Monday, December 23, 2013

Husbanding Your Naval


I’ve blogged about how the U.S. military seems to run a cost-plus, continuing demand for change orders, system of getting new state-of-the-art planes, ships, drones, missiles, tracking and land-based weapon systems. The consistent unseen stealth factor on these systems seems to be the final cost. The government argues that at the edge of new technology is the difficultly of specifying costs when you’ve never actually built the system you think you are designing. How can you define a cost for the unknown? Kind of like building a modern house with a $500,000 budget, and paying $2 million for the finished product. And when your old “state of the art” weapons reach the end-of-days, you often look to replace them rather than questioning the entire strategic mission.
But that’s not the only hidden cost in our system. With the most expensive military budget in the world, hundreds of billions at stake as we take up over 40% of the entire planet’s military expenditures, that kind of money simply attracts folks who interpret contracts to maximize revenues every time… and more than a few who have figured out how to milk the system, often crossing the line and committing out-and-out fraud with a dash of bribery. A statement from Navy Secretary Ray Mabus at a recent Pentagon briefing says it all: ““Any time you’ve got this kind of money, there are going to be people trying to steal, people trying to defraud the government.”
Even the legitimate system is flawed. “The Navy usually awards regional contracts to the company that bids the lowest on a series of items — everything from tugboat services to trash removal — that are assigned fixed prices. But once a contract is in motion, if a supplier says that, for instance, a crane with a fixed rental price is not available, the supply officer on board has little choice but to pay a higher — or nonfixed — price for other equipment. So even if an original bid is low, costs can quickly escalate. New York Times, December 20th. Nonfixed costs can make up more than half the bill. But wait, there’s more.
It seems too damned delicious that even the most established suppliers seem to be participating in the heinous feast. “The serial problems with the ship-supply, or husbanding, companies have turned into one of the Navy’s most embarrassing scandals in years. The issue burst into public view in September when the owner of the Navy’s main ship supply company in the Pacific, Leonard Glenn Francis, was arrested on charges that he bribed Navy officials to help him overcharge.
“[In November], the service suspended one of its main supply firms in the Middle East and Africa, Inchcape Shipping Services, from winning new contracts because of a civil fraud investigation by the Justice Department into allegations that the company repeatedly overbilled the Navy.
“And [in mid-December,] the Navy’s largest ship supply firm, Multinational Logistic Services, which has received $346 million for port services in Africa, the Mediterranean, Central America and the Pacific, placed one of its senior executives on leave while looking into his handling of contracts at his former employer, Inchcape.” NY Times.
Having such a huge military is virtually unmanageable.
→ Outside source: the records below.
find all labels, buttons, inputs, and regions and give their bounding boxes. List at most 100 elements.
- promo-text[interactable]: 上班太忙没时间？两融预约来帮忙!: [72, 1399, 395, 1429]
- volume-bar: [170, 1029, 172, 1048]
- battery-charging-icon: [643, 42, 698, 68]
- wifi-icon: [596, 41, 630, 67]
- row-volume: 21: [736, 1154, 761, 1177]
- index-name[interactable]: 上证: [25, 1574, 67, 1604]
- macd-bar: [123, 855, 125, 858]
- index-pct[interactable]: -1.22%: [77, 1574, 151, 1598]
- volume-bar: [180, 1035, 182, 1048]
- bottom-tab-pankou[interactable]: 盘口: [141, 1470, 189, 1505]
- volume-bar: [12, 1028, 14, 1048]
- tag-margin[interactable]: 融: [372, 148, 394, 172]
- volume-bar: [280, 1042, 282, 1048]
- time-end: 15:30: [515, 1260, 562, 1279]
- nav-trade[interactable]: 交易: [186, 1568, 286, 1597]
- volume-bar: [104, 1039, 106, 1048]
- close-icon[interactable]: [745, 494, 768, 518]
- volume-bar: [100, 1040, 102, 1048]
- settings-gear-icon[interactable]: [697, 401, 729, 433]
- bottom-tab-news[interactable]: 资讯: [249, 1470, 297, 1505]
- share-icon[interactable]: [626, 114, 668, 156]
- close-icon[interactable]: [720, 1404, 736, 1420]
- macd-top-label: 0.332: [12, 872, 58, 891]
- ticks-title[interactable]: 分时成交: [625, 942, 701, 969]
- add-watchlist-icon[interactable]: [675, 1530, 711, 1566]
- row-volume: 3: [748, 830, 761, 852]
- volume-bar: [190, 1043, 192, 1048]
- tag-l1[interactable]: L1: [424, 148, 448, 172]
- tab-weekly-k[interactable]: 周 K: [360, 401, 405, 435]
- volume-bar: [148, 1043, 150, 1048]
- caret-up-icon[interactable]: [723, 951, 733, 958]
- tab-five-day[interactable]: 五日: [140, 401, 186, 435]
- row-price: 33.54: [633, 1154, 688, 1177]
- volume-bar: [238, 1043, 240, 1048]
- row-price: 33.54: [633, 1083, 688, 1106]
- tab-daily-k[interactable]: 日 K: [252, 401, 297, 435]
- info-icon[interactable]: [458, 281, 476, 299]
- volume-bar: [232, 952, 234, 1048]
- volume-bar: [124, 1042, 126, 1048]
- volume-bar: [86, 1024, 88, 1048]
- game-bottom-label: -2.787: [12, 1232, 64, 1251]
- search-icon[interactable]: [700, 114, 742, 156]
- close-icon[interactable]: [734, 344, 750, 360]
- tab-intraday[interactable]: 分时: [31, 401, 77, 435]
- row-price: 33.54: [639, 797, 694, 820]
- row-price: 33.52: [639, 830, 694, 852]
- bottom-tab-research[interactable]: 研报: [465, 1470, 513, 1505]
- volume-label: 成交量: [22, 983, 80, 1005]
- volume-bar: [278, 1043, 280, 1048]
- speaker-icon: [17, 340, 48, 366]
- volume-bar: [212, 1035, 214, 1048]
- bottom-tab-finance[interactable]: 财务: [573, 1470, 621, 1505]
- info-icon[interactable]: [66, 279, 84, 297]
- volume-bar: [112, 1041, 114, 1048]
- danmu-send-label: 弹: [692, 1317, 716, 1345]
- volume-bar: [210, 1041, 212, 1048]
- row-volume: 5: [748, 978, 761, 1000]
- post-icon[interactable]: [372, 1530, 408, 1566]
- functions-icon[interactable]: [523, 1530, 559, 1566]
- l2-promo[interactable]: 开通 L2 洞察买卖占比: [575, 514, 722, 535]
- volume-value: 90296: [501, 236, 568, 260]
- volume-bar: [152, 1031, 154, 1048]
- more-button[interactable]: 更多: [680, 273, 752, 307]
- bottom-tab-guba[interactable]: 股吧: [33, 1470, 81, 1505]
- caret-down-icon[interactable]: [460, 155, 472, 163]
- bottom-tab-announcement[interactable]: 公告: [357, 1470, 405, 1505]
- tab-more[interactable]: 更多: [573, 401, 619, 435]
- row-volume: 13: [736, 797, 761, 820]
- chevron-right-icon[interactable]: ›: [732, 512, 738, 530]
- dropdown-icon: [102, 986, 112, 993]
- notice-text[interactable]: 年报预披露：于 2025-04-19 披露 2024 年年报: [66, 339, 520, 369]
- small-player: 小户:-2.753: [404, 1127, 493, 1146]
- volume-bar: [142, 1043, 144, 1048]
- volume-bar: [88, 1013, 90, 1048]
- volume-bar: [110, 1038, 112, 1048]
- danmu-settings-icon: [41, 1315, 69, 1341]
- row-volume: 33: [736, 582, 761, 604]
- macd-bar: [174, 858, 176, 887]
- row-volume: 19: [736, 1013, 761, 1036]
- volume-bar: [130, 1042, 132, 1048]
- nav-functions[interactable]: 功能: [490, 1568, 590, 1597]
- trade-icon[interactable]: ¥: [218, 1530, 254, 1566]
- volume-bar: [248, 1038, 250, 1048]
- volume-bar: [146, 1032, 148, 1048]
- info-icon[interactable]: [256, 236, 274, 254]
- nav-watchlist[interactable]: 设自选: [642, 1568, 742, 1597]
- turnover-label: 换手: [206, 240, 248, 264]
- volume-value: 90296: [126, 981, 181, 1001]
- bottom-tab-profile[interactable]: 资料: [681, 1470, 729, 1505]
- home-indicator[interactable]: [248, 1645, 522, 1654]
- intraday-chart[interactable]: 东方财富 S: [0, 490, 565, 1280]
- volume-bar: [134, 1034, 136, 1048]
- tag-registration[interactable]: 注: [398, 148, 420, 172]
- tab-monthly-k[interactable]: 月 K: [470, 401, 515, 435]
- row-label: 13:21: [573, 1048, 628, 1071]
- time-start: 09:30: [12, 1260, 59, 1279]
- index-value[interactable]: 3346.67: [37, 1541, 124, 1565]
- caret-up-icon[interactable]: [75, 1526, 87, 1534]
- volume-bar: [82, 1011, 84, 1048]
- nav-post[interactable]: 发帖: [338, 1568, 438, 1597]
We are tempted to use our power, starting too many shooting wars that are not won or lost based on military bigness… just on a willingness to stay in these theaters of action for endless decades of frustrating failure, drain our life-blood slowly but massively over time. We gain unpopularity, increasing our need to go-it-alone diplomatically because fewer nations are willing to align with our goals, as we use that bigness to get our way. The bully factor. As our drones descend on enemies who didn’t even know we existed a few decades ago, we make fresh enemies and create recruiting posters for new extremists. Our intrusive eavesdropping technologies have even alienated our traditional allies. Still our heroin-like addiction to military spending continues virtually unabated.
The Navy is taking steps: “Mr. Mabus listed several actions he had ordered to prevent and weed out fraud in the ship-supply industry. Those included collecting data about what provisions and equipment should cost at foreign ports, so the Navy will be able to fix the costs of more items in contracts. He also said the Navy was setting up a more centralized system for dealing with suppliers and would provide more support to commanding officers overseas.
“‘We’ve got to have a more centralized, more standard procedure so that we don’t put commanding officers, supply officers on ships in the position of having to make these decisions on the fly,’ he said… Mr. Mabus added that he plans to create a special Navy board, headed by a four-star admiral, to review cases of people tied to Mr. Francis’ company, Glenn Defense Marine Asia, even if they are not prosecuted, to ensure that they ‘will be held appropriately accountable.’” NY Times. The issues with our military will not go away; it’s a whack-a-mole litany of rolling and roiling invitations to engage financial shenanigans. Size does matter when you are trying to get rogue expenditures under control.

I’m Peter Dekom, and I am wondering how much worse (better?) off we would be if we only had 25-30% of the world’s military budget.